At college Philip did fairly well, and, being a Caresfoot, did not run into debt. He was, as his great bodily strength gave promise of, a first-class athlete, and for two years stroked the Magdalen boat. Nor did he altogether neglect his books, but his reading was of a desultory and out-of-the-way order, and much directed towards the investigation of mystical subjects. Fairly well liked amongst the men with whom he mixed, he could hardly be called popular; his temperament was too uncertain for that. At times he was the gayest of the gay, and then when the fit took him he would be plunged into a state of gloomy depression that might last for days. His companions, to whom his mystical studies were a favourite jest, were wont to assert that on these occasions he was preparing for a visit from his familiar, but the joke was one that he never could be prevailed upon to appreciate. The fact of the matter was that these fits of gloom were constitutional with him, and very possibly had their origin in the state of his mother’s mind before his birth, when her whole thoughts were coloured by her morbid and fanciful terror of her husband, and her frantic anxiety to conciliate him.

During the three years that he spent at college, Philip saw but little of George, since, when he happened to be down at Bratham, which was not often, for he spent most of his vacations abroad, George avoided coming there as much as possible.

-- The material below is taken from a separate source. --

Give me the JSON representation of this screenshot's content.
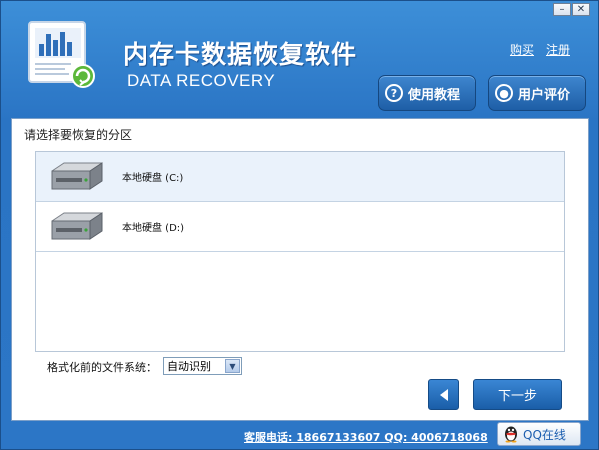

Indeed, there was a tacit agreement between the two young men that they would see as little of each other as might be convenient. But, though he did not see much of him himself, Philip was none the less aware that George’s influence over his father was, if anything, on the increase. The old squire’s letters were full of him and of the admirable way in which he managed the estate, for it was now practically in his hands. Indeed, to his surprise and somewhat to his disgust, he found that George began to be spoken of indifferently with himself as the "young squire.” Long before his college days had come to an end Philip had determined that he would do his best, as soon as opportunity offered, to reduce his cousin to his proper place, not by the violent means to which he had resorted in other days, but rather by showing himself to be equally capable, equally assiduous, and equally respectful and affectionate.